Williamson brushed aside reporters’ questions about the odds of rescuing the child at this point. “Right now, hopefully, we’re searching for a little boy to bring the family some comfort,” he said.
“If you look on a map you’ll see it’s a pretty extensive body of water,” Wiley said of the lake being searched.
The Seven Seas Lagoon feeds into a series of canals that wind through the entire Disney property.
Minnesota residents John and Kim Aho, visiting Disney with their 12-year-old son Johnny, were stunned to hear what had happened to the child, whose name has not been released.
“We have been to Yellowstone and encountered grizzly bears, but this is just freaky,” John Aho said.
Kim Aho said, their son is leery of the water around the park.
“He’s a little freaked out about the gator,” she said.
Demings said there had been no other recent reports of similar alligator attacks on the lake.
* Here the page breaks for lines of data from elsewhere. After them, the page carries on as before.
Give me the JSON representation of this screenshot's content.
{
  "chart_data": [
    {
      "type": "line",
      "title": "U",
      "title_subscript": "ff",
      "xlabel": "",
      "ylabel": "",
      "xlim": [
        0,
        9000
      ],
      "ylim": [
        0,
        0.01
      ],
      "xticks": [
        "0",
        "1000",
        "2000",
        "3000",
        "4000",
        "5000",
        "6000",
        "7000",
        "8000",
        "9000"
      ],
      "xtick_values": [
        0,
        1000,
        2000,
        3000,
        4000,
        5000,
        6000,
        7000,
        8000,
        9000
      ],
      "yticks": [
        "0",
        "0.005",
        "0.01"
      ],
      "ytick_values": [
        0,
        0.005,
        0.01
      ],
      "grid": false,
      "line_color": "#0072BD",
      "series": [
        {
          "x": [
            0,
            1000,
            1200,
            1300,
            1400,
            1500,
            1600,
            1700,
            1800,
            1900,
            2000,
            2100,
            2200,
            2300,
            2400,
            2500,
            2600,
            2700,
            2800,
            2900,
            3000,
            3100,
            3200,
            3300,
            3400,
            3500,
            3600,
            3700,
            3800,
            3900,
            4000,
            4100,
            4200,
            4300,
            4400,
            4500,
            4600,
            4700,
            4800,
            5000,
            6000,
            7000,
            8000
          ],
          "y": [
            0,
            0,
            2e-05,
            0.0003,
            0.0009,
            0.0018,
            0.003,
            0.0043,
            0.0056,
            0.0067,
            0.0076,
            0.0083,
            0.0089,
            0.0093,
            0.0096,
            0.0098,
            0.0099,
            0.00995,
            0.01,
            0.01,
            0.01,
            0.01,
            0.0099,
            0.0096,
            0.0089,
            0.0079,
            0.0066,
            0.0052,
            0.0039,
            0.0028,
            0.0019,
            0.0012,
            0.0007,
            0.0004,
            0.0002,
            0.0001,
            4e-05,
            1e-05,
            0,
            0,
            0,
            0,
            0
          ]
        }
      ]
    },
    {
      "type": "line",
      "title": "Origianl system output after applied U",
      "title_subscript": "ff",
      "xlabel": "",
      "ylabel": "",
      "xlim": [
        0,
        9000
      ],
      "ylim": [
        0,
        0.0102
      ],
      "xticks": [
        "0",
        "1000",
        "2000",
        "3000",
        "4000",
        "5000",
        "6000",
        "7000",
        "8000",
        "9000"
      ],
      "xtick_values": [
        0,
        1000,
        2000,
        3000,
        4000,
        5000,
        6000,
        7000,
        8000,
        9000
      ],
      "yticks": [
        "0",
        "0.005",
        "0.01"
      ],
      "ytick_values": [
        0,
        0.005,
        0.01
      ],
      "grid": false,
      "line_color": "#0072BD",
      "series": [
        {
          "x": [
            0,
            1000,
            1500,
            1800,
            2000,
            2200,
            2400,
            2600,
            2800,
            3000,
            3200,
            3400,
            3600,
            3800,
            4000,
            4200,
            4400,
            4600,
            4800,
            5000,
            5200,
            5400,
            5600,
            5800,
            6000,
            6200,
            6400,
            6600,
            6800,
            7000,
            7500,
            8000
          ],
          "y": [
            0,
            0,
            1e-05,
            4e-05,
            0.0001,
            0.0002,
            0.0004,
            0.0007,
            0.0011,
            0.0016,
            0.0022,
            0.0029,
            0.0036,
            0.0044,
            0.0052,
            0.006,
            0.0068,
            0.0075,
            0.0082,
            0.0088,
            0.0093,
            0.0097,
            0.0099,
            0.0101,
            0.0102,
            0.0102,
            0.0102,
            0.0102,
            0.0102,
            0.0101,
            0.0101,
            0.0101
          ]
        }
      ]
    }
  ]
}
In March 1997, a 3-year-old New Smyrna Beach boy was killed by a 450-pound alligator that grabbed him and dragged him into Lake Ashby in Volusia County as he walked on the shore with his dog. Officials believe the 11-foot gator was attracted by the dog. Adam Trevor Binford was pulled under the surface and drowned. Wildlife officials shot the alligator, which was still holding the boy’s body 20 hours later.
The latest alligator attack comes amid what was already a tragic week in the Orlando area. On Sunday, a gunman opened fire at a gay nightclub in Orlando, leaving 49 victims dead in the worst mass shooting in modern U.S. history.